# 비펑울이 떨어지거나 눈이 내리는 것



## 82riceballs

Hi all,

Another question about the weather report: 

하늘은 맑아지겠지만 충천...???...과 제주도는 오후늦게부터 내일새벽사이에 비펑울이 떨어지거나 눈이 내리는 것이 있겠습니다. (0:50)

What are the words she said that I missed??

Thank you so much!!


----------



## Kross

82riceballs said:


> What are the words she said that I missed??

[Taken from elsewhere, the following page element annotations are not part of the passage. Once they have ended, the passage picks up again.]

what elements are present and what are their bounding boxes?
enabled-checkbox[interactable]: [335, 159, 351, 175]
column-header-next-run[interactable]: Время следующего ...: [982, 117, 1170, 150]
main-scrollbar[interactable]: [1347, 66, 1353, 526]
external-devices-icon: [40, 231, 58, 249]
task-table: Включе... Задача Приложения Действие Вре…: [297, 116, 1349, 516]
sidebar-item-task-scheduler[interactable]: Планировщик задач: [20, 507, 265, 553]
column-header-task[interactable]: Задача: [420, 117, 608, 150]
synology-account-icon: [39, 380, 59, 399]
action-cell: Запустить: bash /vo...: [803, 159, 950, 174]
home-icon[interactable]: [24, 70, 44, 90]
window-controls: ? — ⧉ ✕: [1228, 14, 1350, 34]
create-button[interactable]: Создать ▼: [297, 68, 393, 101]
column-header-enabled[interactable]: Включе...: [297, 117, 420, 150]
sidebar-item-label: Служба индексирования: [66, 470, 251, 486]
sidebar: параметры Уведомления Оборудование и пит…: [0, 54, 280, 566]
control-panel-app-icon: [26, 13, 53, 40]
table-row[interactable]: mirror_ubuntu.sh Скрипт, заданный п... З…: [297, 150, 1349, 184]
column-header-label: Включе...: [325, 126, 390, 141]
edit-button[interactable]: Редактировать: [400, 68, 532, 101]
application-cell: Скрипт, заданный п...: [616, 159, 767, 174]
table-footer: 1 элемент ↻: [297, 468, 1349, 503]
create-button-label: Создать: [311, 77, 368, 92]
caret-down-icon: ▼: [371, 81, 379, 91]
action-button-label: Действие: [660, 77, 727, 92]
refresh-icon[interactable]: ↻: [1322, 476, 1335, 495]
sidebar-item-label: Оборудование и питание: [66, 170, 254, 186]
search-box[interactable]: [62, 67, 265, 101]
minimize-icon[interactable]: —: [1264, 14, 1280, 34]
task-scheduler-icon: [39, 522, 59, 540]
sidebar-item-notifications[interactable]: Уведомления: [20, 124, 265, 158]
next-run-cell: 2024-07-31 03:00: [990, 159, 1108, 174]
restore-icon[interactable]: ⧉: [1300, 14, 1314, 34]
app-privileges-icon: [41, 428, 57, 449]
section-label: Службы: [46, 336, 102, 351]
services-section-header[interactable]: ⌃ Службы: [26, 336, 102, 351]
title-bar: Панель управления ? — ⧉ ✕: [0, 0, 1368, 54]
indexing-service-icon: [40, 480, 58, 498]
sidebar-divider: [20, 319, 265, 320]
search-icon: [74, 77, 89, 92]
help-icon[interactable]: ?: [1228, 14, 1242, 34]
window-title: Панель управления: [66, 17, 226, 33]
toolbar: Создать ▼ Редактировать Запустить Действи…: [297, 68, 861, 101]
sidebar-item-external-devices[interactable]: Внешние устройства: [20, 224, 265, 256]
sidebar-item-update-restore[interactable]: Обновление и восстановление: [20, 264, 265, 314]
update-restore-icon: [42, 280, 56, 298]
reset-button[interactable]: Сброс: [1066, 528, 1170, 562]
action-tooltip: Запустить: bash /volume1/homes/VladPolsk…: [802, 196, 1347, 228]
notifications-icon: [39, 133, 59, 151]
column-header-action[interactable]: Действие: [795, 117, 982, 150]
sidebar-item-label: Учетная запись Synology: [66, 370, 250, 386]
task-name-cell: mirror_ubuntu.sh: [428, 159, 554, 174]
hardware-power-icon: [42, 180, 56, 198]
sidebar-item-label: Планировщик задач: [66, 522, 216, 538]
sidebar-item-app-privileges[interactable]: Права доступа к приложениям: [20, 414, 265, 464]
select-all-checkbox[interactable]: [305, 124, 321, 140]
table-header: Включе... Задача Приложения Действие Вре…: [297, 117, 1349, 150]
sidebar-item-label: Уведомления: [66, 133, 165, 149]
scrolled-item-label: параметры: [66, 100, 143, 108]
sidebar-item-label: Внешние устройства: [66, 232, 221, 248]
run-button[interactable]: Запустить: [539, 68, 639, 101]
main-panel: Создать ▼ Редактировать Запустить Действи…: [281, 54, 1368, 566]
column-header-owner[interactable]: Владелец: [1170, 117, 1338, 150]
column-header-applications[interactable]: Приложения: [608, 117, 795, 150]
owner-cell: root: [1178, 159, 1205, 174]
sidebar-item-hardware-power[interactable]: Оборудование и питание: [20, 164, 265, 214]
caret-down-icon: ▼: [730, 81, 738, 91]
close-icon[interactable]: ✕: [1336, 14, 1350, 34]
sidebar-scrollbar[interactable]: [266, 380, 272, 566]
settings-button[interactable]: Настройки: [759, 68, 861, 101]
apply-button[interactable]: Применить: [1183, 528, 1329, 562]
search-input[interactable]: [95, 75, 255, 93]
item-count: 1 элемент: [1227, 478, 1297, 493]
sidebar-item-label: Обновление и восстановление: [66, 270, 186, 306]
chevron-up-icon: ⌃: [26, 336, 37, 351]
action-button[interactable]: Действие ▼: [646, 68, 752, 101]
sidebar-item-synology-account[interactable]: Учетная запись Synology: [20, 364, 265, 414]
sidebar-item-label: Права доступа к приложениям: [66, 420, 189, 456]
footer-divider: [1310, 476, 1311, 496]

 This is what I heard from the report. 따라서 하늘은 맑아지겠지만, 충청이남 서해안과 제주도는 오후 늦게부터 내일 새벽 사이에 빗방울이 떨어지거나 눈이 내리는 곳이 있겠습니다.


----------



## 82riceballs

Ahhh Thank you so much!!!   that was extremely helpful!!!


----------



## 82riceballs

빗방울 is such an interesting choice of word. In English we would never say "raindrops"; we would always say rain in weather reports. Is there a reason the weather forecast used that word?


----------



## Kross

I am not sure why they use that word, but I have heard them say that expression quite a lot when there will be a small amount of rain forecast.


----------



## Rance

Not sure if they use in actual weather forecast, but in English you also have similar expression, "falling in fine drops".


----------



## 82riceballs

I see! I did get the feeling that she didn't mean that much rain was gonna come.


----------